Personal relationships feature strongly in I Can Hear You, Can You Hear Me? Our attempts to connect are poignantly portrayed in the opening poem, “Walkie-talkie,” but a reader assuming these are simplistic poems just because they’re reasonably accessible would be mistaken. In “Rental Car,” it feels to me like our tentative hold on life gets a nod as, “Winter Tires hold us, just barely, / to this world, this monochrome day.”

A talented poet, Nolan Natasha has an eye for the kind of worthy detail that helps form a remarkable poem, as in “Gestures,” when a moment bumps the poet out of the usual perspective: “I catch my reflection in the lenses and see / for a moment, the man you see.”

Maturely, everyone inhabiting these poems is allowed complexity and does not come across as strictly or sharply defined.
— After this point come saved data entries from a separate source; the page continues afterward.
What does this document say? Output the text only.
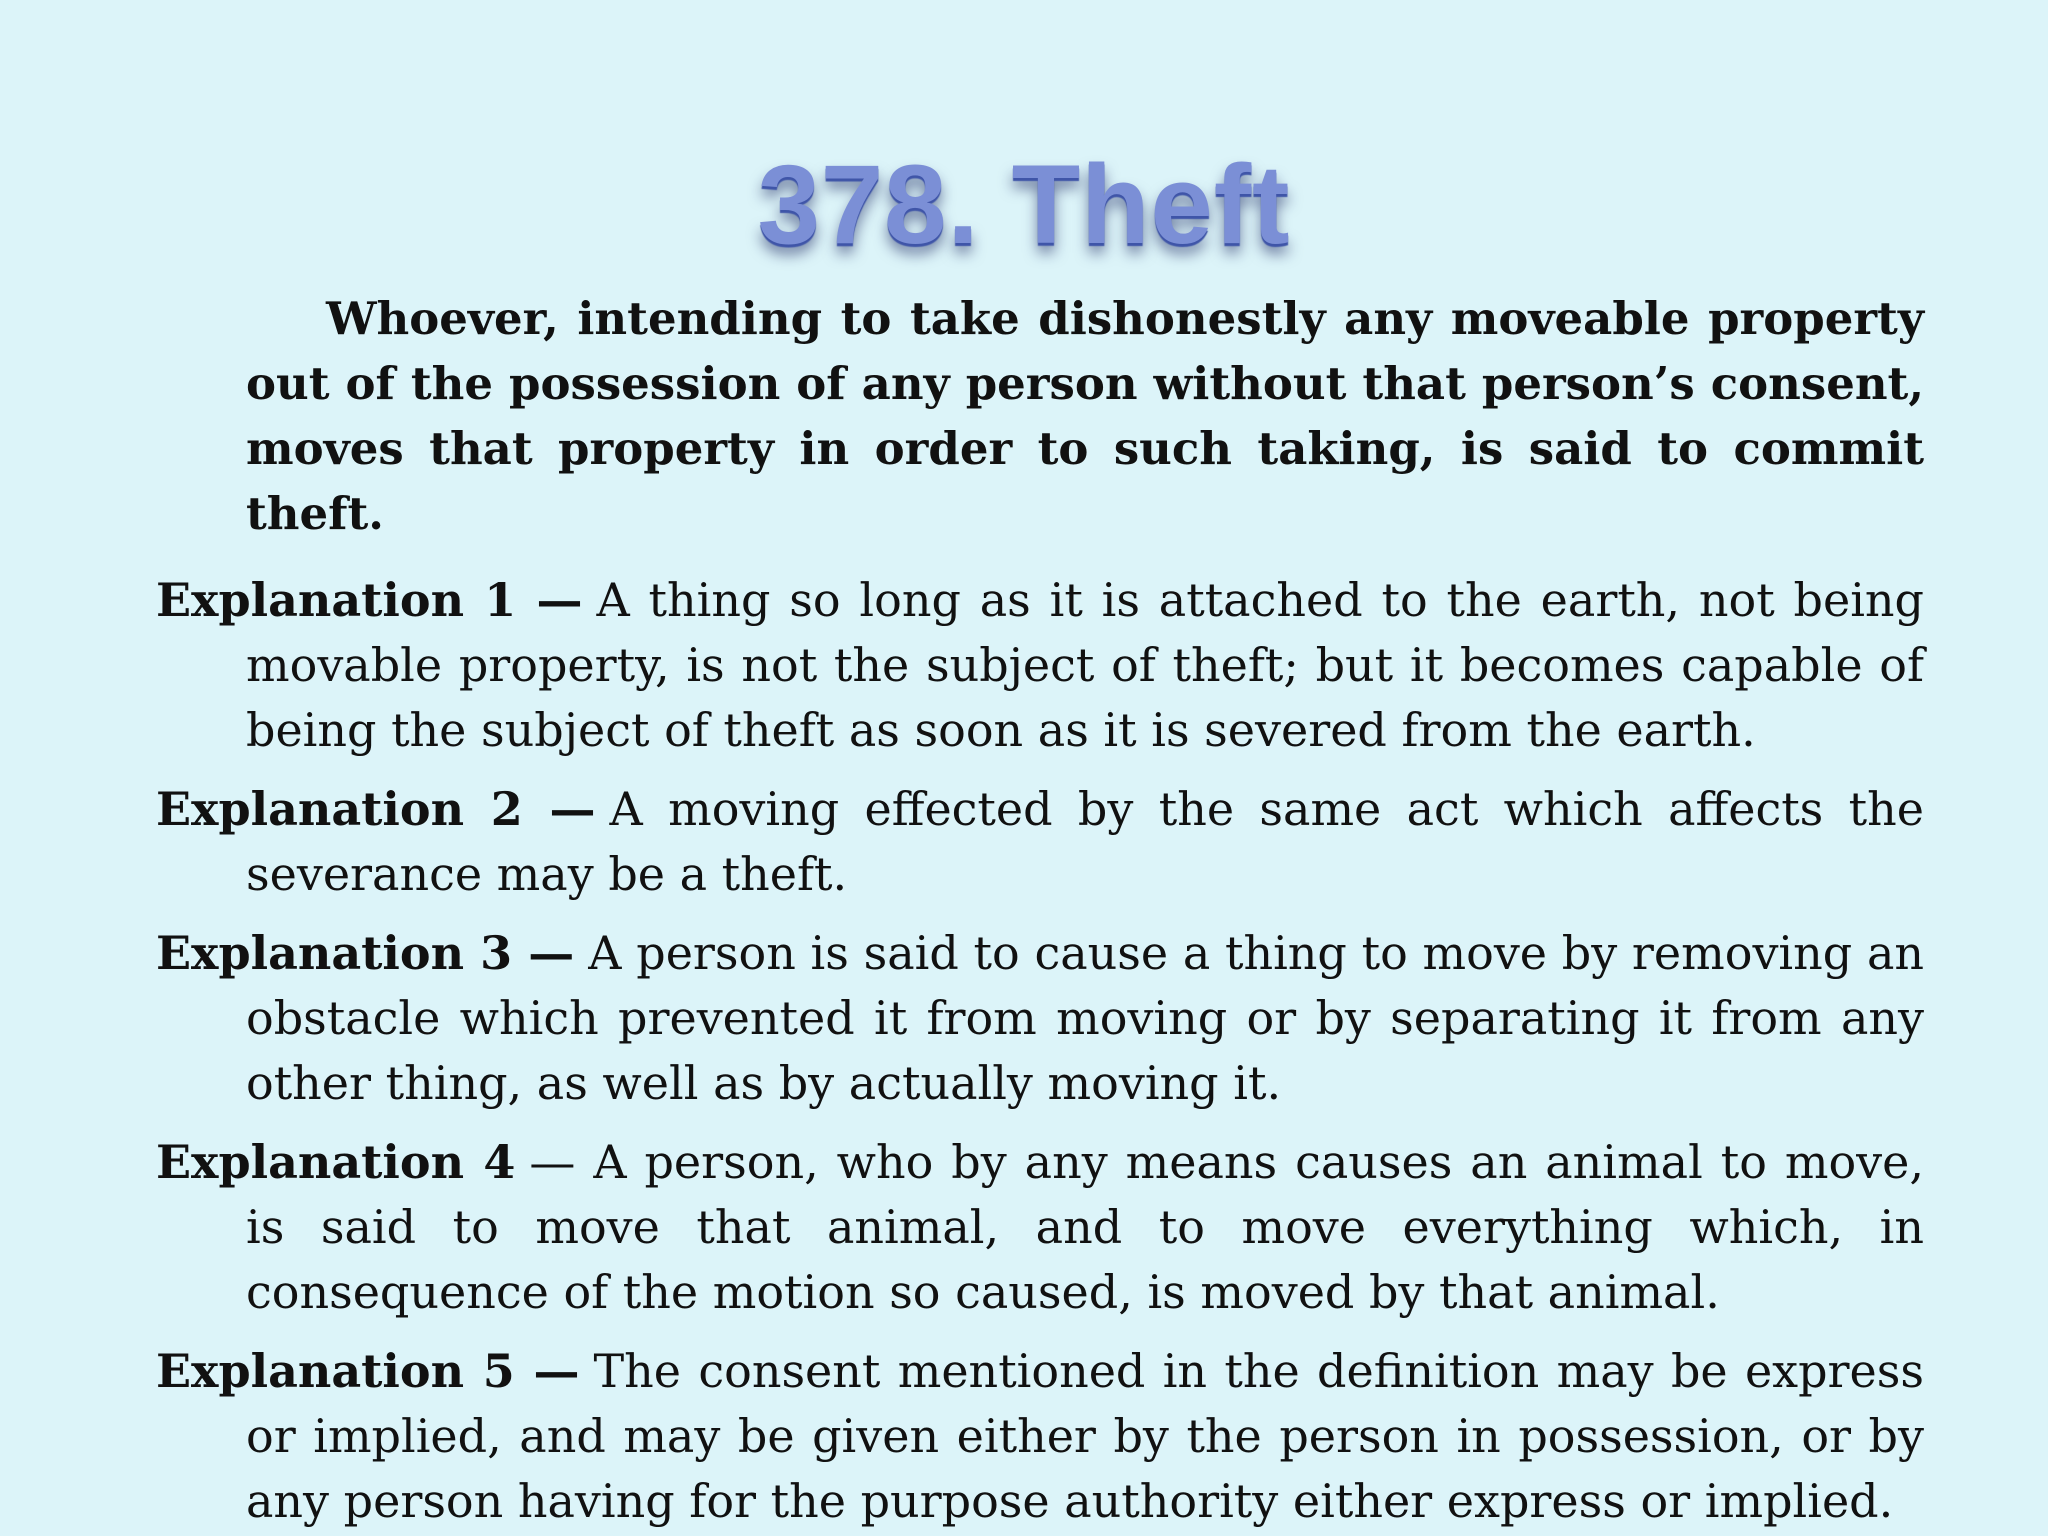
378. Theft

Whoever, intending to take dishonestly any moveable property out of the possession of any person without that person’s consent, moves that property in order to such taking, is said to commit theft.

Explanation 1 — A thing so long as it is attached to the earth, not being movable property, is not the subject of theft; but it becomes capable of being the subject of theft as soon as it is severed from the earth.

Explanation 2 — A moving effected by the same act which affects the severance may be a theft.

Explanation 3 — A person is said to cause a thing to move by removing an obstacle which prevented it from moving or by separating it from any other thing, as well as by actually moving it.

Explanation 4 — A person, who by any means causes an animal to move, is said to move that animal, and to move everything which, in consequence of the motion so caused, is moved by that animal.

Explanation 5 — The consent mentioned in the definition may be express or implied, and may be given either by the person in possession, or by any person having for the purpose authority either express or implied.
Queer isn’t to be easily defined, it isn’t one thing “written in heavy books.”

I found “Niagara Falls,” to be among the best poems in the book: an assortment of arresting snapshots in impressive detail unfold before a final few lines — I won’t spoil them here — take on a blend of mood and landscape to create a profound poem that, again, I think touches on mortality.

Nolan Natasha has written a superb collection here. It’s a collection that’s poignant and profound as well as honest and articulate. Quite simply, these are the reasons I turn to poetry.  



One Response to “I Can Hear You, Can You Hear Me? By Nolan Natasha”

  1. 1 Carmelo Militano

    Thanks Alex. Always a pleasure to learn and hear from you about a good read: poetry, fiction, or non-fiction.